The vector OI equations are:

$$ \begin{align*} K = & \Gamma_b H^T \left(H\Gamma_bH^T+\Gamma_r\right)^{-1} \\
\vec{\mu}_a = & \vec{\mu}_b + K\left(\vec{z}-H\vec{\mu}_b\right) \\
\Gamma_a= &\left(I-KH\right)\Gamma_b \end{align*} $$

- Assume that $\mu$ has shape nx1, and that $z$ has shape px1.
- What are the shapes of $H$, $\Gamma_b$, $\Gamma_r$, and $K$?

### What is the role of the covariances in OI?

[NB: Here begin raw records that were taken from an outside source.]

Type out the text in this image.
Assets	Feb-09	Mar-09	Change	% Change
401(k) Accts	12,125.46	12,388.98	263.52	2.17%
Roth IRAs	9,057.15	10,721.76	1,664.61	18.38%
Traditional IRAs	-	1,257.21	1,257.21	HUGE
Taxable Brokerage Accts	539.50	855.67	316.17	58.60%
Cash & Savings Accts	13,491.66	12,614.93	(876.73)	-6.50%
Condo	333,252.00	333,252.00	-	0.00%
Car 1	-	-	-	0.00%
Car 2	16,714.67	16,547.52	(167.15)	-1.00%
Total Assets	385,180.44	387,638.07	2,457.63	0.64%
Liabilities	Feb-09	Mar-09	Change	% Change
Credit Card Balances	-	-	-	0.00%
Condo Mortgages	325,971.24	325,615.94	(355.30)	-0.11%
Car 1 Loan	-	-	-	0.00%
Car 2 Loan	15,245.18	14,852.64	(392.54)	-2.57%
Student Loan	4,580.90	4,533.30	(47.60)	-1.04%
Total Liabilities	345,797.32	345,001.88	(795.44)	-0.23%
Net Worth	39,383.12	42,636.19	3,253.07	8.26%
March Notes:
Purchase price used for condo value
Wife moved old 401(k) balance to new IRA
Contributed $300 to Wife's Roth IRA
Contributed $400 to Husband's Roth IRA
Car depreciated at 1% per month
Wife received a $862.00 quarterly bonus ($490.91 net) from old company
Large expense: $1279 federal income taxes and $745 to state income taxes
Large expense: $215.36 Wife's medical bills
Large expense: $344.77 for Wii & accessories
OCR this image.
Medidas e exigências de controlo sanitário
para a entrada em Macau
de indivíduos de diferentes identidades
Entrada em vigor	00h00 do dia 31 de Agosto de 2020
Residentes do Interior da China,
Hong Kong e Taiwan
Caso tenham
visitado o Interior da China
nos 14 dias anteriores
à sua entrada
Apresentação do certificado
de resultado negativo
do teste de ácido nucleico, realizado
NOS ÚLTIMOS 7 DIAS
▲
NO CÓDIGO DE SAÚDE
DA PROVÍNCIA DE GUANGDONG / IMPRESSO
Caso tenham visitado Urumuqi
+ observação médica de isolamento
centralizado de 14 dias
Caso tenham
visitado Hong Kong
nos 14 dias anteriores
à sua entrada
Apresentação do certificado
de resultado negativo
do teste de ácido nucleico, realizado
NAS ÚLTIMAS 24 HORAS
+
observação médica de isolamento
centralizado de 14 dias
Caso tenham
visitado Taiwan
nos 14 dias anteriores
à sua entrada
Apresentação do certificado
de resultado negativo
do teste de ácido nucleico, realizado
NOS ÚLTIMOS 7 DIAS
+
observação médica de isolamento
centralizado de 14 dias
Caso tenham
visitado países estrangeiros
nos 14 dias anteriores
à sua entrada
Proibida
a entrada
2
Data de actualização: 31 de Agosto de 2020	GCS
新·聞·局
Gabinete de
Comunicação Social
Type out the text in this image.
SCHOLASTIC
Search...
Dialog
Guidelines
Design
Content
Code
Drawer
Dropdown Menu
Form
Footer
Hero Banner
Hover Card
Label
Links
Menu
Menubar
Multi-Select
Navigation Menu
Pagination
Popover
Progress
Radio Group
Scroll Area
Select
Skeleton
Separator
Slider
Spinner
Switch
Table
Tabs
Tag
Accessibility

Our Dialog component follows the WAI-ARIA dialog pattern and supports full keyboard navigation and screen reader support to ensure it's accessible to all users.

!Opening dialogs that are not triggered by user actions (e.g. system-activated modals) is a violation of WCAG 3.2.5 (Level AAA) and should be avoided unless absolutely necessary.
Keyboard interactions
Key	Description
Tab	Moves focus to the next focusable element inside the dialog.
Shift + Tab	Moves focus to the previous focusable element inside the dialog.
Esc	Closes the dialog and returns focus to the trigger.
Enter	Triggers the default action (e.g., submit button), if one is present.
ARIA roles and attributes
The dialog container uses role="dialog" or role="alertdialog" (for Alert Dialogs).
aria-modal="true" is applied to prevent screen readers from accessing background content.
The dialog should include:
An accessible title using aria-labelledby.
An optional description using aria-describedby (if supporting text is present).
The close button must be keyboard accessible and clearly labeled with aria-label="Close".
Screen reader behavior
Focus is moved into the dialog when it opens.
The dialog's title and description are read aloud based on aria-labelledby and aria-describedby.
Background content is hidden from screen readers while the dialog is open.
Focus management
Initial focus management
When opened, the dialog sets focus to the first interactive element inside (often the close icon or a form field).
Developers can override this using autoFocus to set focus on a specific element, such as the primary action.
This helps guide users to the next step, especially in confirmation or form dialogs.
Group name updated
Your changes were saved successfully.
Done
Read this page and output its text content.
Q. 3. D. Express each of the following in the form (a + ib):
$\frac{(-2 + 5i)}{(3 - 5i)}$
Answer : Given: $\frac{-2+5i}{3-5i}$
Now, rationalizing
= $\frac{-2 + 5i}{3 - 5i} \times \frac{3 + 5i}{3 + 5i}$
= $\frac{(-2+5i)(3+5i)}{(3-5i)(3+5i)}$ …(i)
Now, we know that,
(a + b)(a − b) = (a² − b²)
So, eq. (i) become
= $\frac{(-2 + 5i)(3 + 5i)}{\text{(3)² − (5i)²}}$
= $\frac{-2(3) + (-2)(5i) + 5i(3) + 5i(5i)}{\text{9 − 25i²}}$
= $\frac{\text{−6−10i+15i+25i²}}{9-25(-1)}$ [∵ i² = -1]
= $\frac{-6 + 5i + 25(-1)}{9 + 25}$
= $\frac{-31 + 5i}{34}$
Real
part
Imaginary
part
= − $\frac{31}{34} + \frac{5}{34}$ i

- This is easiest to see with the scalar OI analysis equation:
$$\begin{align*}x_a = &  \frac{\sigma_B^2}{\sigma_R^2+\sigma_B^2} z + \left(1-\frac{\sigma_B^2}{\sigma_R^2+\sigma_B^2}\right)x_b \\
= & \frac{\sigma_B^2}{\sigma_R^2+\sigma_B^2} z + \frac{\sigma_R^2}{\sigma_R^2+\sigma_B^2}x_b \end{align*}$$

- $x_a$ is a weighted average of $z$ and $x_b$, and the weights are determined by the relative certainty in $z$ and $x_b$
  - e.g. if $\sigma_B \gg \sigma_R$ then $x_a \approx z$.    

- Imagine that we set $\sigma_B' = q \sigma_B$ and $\sigma_R' =  q \sigma_R$. This will have no impact on $x_a$! 

- However it will change the final analysis covariance: ${\sigma_a '}^2 = (1-K){\sigma_b '}^2 = q \sigma_a $

- So to understand the errors its best to look at $\sigma_a$ to understand the uncertainties in our estimate. 

### What is the code example in the notes doing? 

- This example will make much more sense if you look at the labs solution 2.1 as well as the Kalman Filtering example. 
  - Actually how I made this was I did the Kalman filtering example first, and then I downgraded it into an OI code, hence the naming convection. 

- Remember that the equation that we are simulating looks like:
$$ \begin{align*} x_{k} = & x_{k-1} -\frac{dt}{\tau} x_{k-1} + B \sqrt{dt} w_k \\ 
  z_k = & x_k + R u_k \end{align*}$$

- Numerically, we can solve this as $$x_k = \exp\left(-\frac{dt}{\tau}\right) x_{k-1} + B \sqrt{dt} w_k$$
  In the code, Am = $\exp\left(-\frac{dt}{\tau}\right)$

- The code operates by creating an estimate of the true state called Xfilter (named after the Kalman Filter), which is the estimate of the true state. 
  
- If there isn't an observation available, then we make a forecast of Xfilter at the next step, e.g.

```
Xforecast = np.dot( Am, Xfilter[:,i-1] ) 
# part of the if statement we don't visit if no obs...
Xfilter[:,i] = Xforecast 
```

- If there is an observation to use then we update this using the observations we have 

``` 
Xforecast = np.dot( Am, Xfilter[:,i-1] ) 
Xfilter[:,i] = Xforecast*(1-K) + Zobs[:,i]*K
```

- This is why the estimate has a very "spiky" nature to it, we're updating suddenly at specific times which creates sharp jumps.